2023-A- Jn 6, 37-40-Défunts de l'Ordre franciscain - voir l'impossible possible
Année A : samedi de la 33e semaine ordinaire (litao33s.23)
Jn 6, 37-40 : voir l’impossible possible.
Tel un brouillard qui se déchire et laisse émerger une cime, ce jour nous découvre, indicible, un autre jour que l’on devine. Ce jour souvenir des défunts nous fait prendre de l’altitude. On les croyait anéantis…aucun de ceux que tu m’as donnés ne sera jeté dehors. Voici, je fais toutes choses nouvelles (Ap 21.5).
Ces textes ouvrent sur un voir au-delà de la vie. D’un voir ailleurs, autrement, au-delà des apparences, au-delà de la mort. Ils nous font entrer dans une certitude partagée par la majorité des humains qu’une autre vie est possible dans un au-delà de ce que nous pouvons imaginer. Ils nous mettent en mouvement, nous font regarder en avant. Tout pour ainsi dire, est « recyclable », tout devient début et principe de nouveaux surgissements de vie. Dans la fin, un commencement écrit Moltmann, le théologien de l’espérance.
Voir l’impossible au-delà. Mais qu’est-ce que l’impossible ? Un poète Angel Valente (1929-2000) définit l’impossible comme le possible qui nous dépasse infiniment. Croyants comme incroyants, nous sommes tous liés par un horizon possible bien qu’impossible à imaginer tant il nous projette hors du monde, de notre monde, hors du temps et de l’espace qui est le nôtre. Jésus n’a-t-il pas dit que rien n’est impossible pour celui qui croit (Mc 9, 23). Celui qui croit, je le ressusciterai.
Cette question, qui divisait déjà sadducéens et pharisiens, est de tous les temps. Pascal dans l’une de ses pensées écrit sans aucune ambiguité que l’immortalité de l’âme est une chose qui nous importe si fort, qui nous touche si profondément, qu’il faut avoir perdu tout sentiment pour être dans l’indifférence de savoir ce qui en est.
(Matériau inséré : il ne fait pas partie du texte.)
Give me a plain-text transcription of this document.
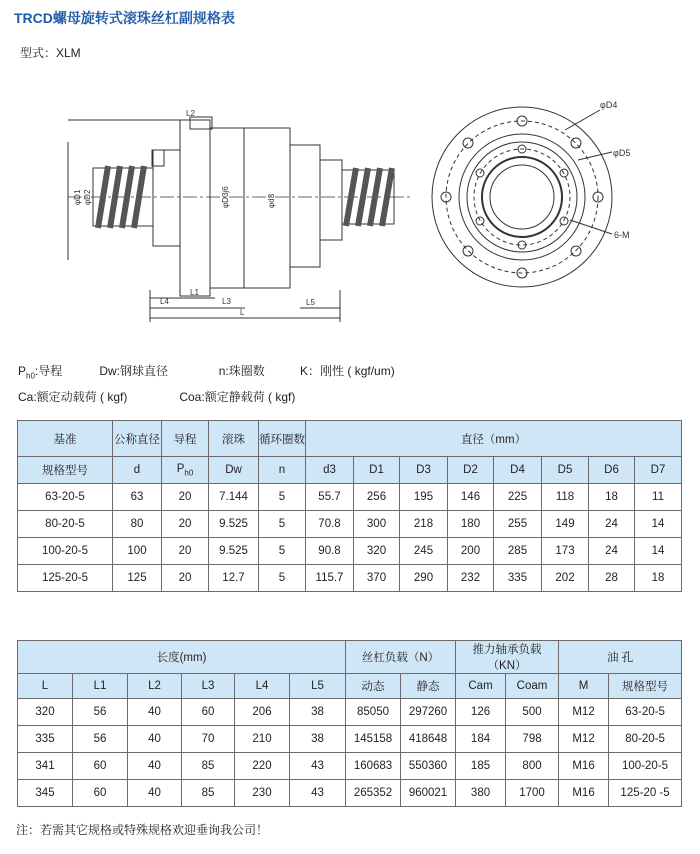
TRCD螺母旋转式滚珠丝杠副规格表
型式：XLM
φD1 φD2	φD3j6	φd3
L1
L3
L
L4	L5
L2
φD4
φD5
6-M
$P_{h0}$:导程	Dw:钢球直径	n:珠圈数	K：刚性 ( kgf/um)
Ca:额定动载荷 ( kgf)	Coa:额定静载荷 ( kgf)
基准	公称直径	导程	滚珠	循环圈数	直径（mm）							
规格型号	d	$P_{h0}$	Dw	n	d3	D1	D3	D2	D4	D5	D6	D7
63-20-5	63	20	7.144	5	55.7	256	195	146	225	118	18	11
80-20-5	80	20	9.525	5	70.8	300	218	180	255	149	24	14
100-20-5	100	20	9.525	5	90.8	320	245	200	285	173	24	14
125-20-5	125	20	12.7	5	115.7	370	290	232	335	202	28	18
长度(mm)						丝杠负载（N）		推力轴承负载（KN）		油 孔	
L	L1	L2	L3	L4	L5	动态	静态	Cam	Coam	M	规格型号
320	56	40	60	206	38	85050	297260	126	500	M12	63-20-5
335	56	40	70	210	38	145158	418648	184	798	M12	80-20-5
341	60	40	85	220	43	160683	550360	185	800	M16	100-20-5
345	60	40	85	230	43	265352	960021	380	1700	M16	125-20 -5
注：若需其它规格或特殊规格欢迎垂询我公司！
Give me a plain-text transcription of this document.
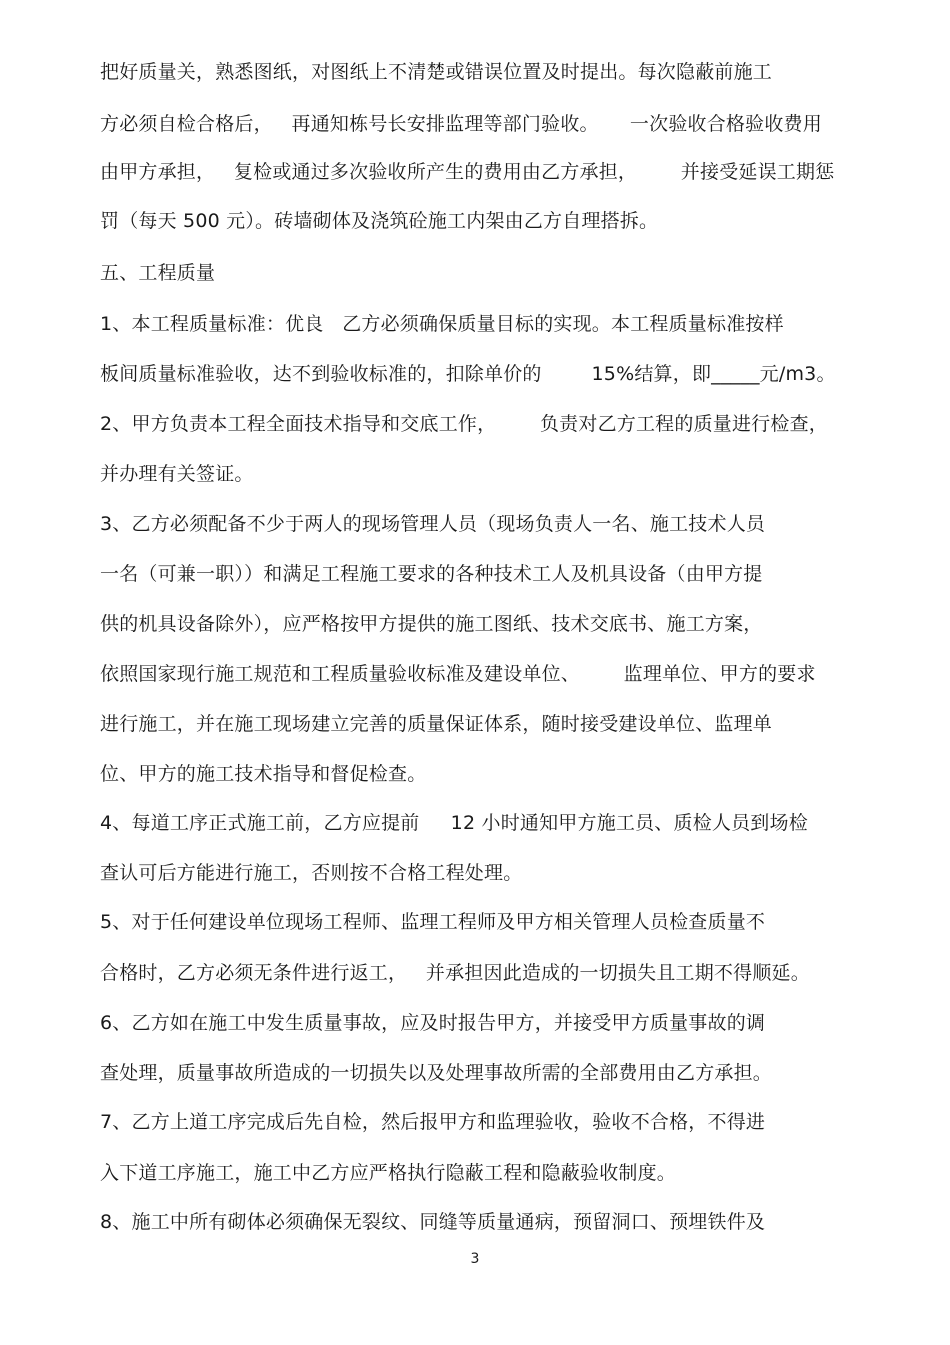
把好质量关，熟悉图纸，对图纸上不清楚或错误位置及时提出。每次隐蔽前施工
方必须自检合格后，   再通知栋号长安排监理等部门验收。     一次验收合格验收费用
由甲方承担，   复检或通过多次验收所产生的费用由乙方承担，       并接受延误工期惩
罚（每天 500 元）。砖墙砌体及浇筑砼施工内架由乙方自理搭拆。
五、工程质量
1、本工程质量标准：优良   乙方必须确保质量目标的实现。本工程质量标准按样
板间质量标准验收，达不到验收标准的，扣除单价的        15%结算，即_____元/m3。
2、甲方负责本工程全面技术指导和交底工作，       负责对乙方工程的质量进行检查，
并办理有关签证。
3、乙方必须配备不少于两人的现场管理人员（现场负责人一名、施工技术人员
一名（可兼一职））和满足工程施工要求的各种技术工人及机具设备（由甲方提
供的机具设备除外），应严格按甲方提供的施工图纸、技术交底书、施工方案，
依照国家现行施工规范和工程质量验收标准及建设单位、       监理单位、甲方的要求
进行施工，并在施工现场建立完善的质量保证体系，随时接受建设单位、监理单
位、甲方的施工技术指导和督促检查。
4、每道工序正式施工前，乙方应提前     12 小时通知甲方施工员、质检人员到场检
查认可后方能进行施工，否则按不合格工程处理。
5、对于任何建设单位现场工程师、监理工程师及甲方相关管理人员检查质量不
合格时，乙方必须无条件进行返工，   并承担因此造成的一切损失且工期不得顺延。
6、乙方如在施工中发生质量事故，应及时报告甲方，并接受甲方质量事故的调
查处理，质量事故所造成的一切损失以及处理事故所需的全部费用由乙方承担。
7、乙方上道工序完成后先自检，然后报甲方和监理验收，验收不合格，不得进
入下道工序施工，施工中乙方应严格执行隐蔽工程和隐蔽验收制度。
8、施工中所有砌体必须确保无裂纹、同缝等质量通病，预留洞口、预埋铁件及
3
Nous sommes des appelés à un surgissement, un élargissement, un enrichissement de la vie. Teilhard de Chardin disait que rien ici-bas n’est profane pour ceux qui savent voir. Notre foi ne signifie pas professer des dogmes et des croyances. Elle élève nos regards sur ce possible qui nous dépasse infiniment, sur un horizon qui dépasse notre entendement. L’absolue nous échappe, écrit Pascal dans ses Pensées. Nous ne savons pas, nous ne pouvons pas savoir ce qu’il adviendra de nous après la mort. Personne ne peut en parler d’expérience.
Ce souvenir de nos défunts fait entrevoir l’infini déploiement d’un horizon possible, dit le poète Valente. Parlant de l’intuition mystique de François, le Père Richard Rohr ofm écrit qu’il était un saint entier tant pour lui le monde visible est une porte active vers le monde invisible, et [que] le monde invisible est beaucoup plus grand que le visible. Il ajoute cette réflexion qui devrait nous interpeller : François et Claire sont morts dans la vie qu’ils aimaient au lieu de vivre dans la peur de toute mort qui pourrait mettre fin à leur vie[1]. La lecture fait entrevoir une autre vie que celle du divertissement (Pascal) et que la fascination du visible risque d’anéantir (Sg 4, 12).
Cette mémoire des défunts invite à monter sur la plus haute marche du podium, celle du « oui » de Dieu à la vie et son « non » à la mort. Notre vie s’ouvre sur une autre vie qui vaut d’être vécue dans cet espace d’ici-bas, la terre. Je suis déjà ressuscité, je peux mourir (frère Christophe de Tibhirine). La mort a été engloutie dans la victoire pour que Dieu soit tout en tous (1 Co 15. 54).
Visitant un cimetière le jour des Morts, le pape offrait cette image très forte : nous sommes dans la salle d'attente du monde pour prendre part à ce festin pour tous les peuples (Is. 25, 6). Nous vivons dans l'attente de recevoir des biens si grands et si beaux que nous ne parvenons pas à les imaginer. La mort, c’est ce qui donne de l’avenir à la vie (François Cheng). Nous sommes des héritiers de Dieu et cohéritiers du Christ (Rm 8,17).
Je termine par ces mots que se trouvent à l’entrée d’un cimetière : toi qui passes, pense à tes pas, au dernier pas. AMEN.